Understanding Our Ukrainian Greek-Catholic Church — 20161106

palm sunday Palm/Willow Sunday largely owes its place as one of the Twelve Great Feasts to its disposition as the first day of Holy Week. Certainly other events of Holy Week – such as Holy Thursday, commemorating the institution of the eucharist – could have been a better claim to theological importance. In the form in which it was generally adopted, Palm Sunday seems to have served as an abbreviation of the succession of events of the Passion which culminated in the next Great Feast: the Crucifixion. In this way the feast of Palm Sunday reinforced the Eastern Church’s conception of redemption and therefore opposed Arianism. Accordingly, when Cyril addressed “that Arian madness” again and again in his homily on Palm Sunday, the feast which was being celebrated seems to have served more as a vehicle for his theological observations than as a theological argument in its own right.

The evolution of the Ascension as an independent feast is somewhat less clear, though its theological implications are more pointed. It marks Christ’s ascension into heaven forty days after the Resurrection as recorded in Acts (1:1-11). The Feast of the Ascension was originally attached to the Core Group, at first being observed as an adjunct to the Resurrection as suggested by the Gospel of Luke, the Epistle of Barnabus, and other sources. Later it came to be celebrated on Pentecost, still on a dependent basis as an aspect of the primary feast of the day it was kept.

The first mention of a festal observance forty days after the Resurrection was again made by Etheria in Jerusalem during Cyril’s episcopate.
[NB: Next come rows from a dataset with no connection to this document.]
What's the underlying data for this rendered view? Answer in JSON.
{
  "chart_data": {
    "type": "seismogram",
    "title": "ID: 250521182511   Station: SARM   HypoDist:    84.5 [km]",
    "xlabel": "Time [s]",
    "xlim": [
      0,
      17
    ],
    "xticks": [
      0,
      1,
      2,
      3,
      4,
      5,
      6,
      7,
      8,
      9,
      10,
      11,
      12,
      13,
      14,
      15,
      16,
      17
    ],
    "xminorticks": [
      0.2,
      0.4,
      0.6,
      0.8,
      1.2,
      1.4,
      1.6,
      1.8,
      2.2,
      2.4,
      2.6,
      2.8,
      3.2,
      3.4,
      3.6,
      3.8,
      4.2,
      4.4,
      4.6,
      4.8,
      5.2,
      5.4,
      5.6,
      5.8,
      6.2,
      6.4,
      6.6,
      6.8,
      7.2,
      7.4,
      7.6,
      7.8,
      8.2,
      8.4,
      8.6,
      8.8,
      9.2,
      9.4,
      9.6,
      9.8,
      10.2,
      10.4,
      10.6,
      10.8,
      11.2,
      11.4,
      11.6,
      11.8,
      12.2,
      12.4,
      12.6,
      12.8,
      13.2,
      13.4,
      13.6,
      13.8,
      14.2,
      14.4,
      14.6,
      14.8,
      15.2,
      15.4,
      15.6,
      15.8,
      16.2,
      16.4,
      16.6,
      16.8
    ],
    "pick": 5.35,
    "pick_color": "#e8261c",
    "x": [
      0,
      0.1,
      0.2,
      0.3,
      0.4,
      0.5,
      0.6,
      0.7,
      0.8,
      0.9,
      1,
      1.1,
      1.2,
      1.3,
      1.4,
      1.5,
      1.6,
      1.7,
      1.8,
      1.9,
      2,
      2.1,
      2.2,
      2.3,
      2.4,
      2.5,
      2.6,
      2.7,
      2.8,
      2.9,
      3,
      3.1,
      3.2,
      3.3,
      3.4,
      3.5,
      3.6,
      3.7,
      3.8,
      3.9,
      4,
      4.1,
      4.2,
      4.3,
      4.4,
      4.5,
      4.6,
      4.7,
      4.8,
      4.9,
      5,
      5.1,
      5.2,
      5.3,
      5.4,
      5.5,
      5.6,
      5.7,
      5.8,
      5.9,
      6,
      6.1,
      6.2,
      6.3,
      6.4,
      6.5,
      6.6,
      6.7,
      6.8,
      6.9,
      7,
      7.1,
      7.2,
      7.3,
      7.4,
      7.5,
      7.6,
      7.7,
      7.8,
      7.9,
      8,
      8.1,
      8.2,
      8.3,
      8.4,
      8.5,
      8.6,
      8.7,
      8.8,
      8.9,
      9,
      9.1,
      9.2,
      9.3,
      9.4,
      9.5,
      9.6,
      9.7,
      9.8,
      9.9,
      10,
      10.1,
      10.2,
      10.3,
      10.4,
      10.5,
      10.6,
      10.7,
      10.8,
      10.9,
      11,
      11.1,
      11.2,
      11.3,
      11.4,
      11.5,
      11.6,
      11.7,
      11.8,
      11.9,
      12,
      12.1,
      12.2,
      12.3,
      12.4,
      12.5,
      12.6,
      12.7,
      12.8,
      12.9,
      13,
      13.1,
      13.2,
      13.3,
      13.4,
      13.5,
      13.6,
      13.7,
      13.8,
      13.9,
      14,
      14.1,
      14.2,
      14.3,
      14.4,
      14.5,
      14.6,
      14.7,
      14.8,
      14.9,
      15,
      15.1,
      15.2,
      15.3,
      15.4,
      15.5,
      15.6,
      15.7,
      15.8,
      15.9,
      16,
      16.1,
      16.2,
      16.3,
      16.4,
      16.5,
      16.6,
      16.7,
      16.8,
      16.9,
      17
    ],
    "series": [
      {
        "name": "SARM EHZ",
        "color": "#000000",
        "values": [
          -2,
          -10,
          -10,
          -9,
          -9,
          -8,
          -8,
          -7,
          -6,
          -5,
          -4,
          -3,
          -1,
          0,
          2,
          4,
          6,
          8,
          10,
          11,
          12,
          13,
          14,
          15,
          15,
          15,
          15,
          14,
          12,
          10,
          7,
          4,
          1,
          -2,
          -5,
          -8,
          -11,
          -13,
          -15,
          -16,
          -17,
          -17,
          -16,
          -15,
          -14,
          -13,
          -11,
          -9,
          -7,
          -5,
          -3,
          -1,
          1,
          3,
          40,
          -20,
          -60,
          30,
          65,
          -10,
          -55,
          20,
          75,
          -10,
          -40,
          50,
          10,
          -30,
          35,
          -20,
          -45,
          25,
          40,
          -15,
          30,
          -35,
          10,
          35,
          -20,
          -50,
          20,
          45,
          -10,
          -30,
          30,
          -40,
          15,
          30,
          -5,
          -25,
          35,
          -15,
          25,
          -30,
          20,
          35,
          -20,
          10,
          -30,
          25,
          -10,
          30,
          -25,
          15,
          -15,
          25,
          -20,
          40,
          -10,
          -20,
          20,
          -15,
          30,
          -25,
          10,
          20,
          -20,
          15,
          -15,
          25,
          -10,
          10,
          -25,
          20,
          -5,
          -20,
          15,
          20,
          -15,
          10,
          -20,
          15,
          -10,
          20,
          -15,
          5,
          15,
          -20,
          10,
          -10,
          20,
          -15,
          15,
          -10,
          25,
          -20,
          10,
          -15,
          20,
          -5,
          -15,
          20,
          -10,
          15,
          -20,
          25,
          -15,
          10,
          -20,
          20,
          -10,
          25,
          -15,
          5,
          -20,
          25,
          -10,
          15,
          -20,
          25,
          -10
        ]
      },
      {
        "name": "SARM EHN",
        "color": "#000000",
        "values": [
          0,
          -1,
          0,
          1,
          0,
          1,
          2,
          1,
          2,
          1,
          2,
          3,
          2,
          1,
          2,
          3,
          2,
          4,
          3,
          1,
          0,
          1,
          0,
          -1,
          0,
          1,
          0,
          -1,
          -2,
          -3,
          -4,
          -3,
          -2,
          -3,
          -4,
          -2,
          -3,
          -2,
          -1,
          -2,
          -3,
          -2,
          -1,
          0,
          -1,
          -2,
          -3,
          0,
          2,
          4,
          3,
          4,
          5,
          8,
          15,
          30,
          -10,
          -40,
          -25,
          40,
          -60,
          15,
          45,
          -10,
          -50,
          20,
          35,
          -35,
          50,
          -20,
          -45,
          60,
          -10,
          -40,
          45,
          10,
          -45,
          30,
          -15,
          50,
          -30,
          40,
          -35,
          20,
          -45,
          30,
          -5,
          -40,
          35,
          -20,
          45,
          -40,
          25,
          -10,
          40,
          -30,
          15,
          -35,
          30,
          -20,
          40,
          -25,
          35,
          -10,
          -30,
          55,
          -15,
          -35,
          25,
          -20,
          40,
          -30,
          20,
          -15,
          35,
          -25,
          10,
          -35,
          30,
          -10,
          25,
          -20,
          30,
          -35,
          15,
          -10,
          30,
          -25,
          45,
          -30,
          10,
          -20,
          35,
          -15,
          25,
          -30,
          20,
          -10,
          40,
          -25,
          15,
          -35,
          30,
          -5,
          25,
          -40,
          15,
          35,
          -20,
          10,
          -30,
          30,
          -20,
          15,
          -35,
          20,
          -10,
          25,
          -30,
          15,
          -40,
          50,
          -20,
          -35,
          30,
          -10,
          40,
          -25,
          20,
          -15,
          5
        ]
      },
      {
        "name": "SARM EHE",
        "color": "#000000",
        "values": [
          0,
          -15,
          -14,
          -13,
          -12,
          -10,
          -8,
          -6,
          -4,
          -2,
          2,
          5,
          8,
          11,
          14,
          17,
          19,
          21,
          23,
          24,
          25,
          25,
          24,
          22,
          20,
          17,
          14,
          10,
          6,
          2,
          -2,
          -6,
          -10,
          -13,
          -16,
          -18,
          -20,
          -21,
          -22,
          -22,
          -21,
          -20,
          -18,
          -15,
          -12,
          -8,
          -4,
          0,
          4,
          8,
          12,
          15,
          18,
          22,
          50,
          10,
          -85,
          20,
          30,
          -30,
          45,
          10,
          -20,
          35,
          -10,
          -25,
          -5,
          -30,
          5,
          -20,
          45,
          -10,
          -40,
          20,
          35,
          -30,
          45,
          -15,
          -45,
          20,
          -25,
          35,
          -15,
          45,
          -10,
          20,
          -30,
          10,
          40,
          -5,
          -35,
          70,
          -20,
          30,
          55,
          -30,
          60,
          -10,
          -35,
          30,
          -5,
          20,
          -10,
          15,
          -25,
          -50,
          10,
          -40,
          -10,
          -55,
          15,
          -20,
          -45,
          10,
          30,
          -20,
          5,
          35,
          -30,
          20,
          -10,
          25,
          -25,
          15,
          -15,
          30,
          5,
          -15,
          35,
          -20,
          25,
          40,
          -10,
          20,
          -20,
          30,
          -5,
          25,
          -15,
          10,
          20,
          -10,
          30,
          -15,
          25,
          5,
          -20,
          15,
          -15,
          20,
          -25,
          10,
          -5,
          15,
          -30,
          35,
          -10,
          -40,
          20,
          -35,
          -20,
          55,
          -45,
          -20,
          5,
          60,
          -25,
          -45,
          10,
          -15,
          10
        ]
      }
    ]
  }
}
Unfortunately she did not mention the purpose of this particular observance. She did, however, mention an observance of the Ascension on Pentecost, fifty days after Easter. The Ascension was more or less widespread by 430, but still not celebrated everywhere. The interesting questions are why was it only made an independent feast at that particular time, and why at Jerusalem? Further, if its observance was fairly general by 430, why were some churches still resisting this practice? The evidence suggests that at the time of Etheria’s visit, the observance of the Ascension was evolving from an aspect of Pentecost into a major feast in its own right. That a period of transition would have been necessary is completely understandable: old traditions, especially religious traditions, die hard, and the Ascension had been attached to Pentecost for centuries.

Hopefully this is interesting to you, my readers.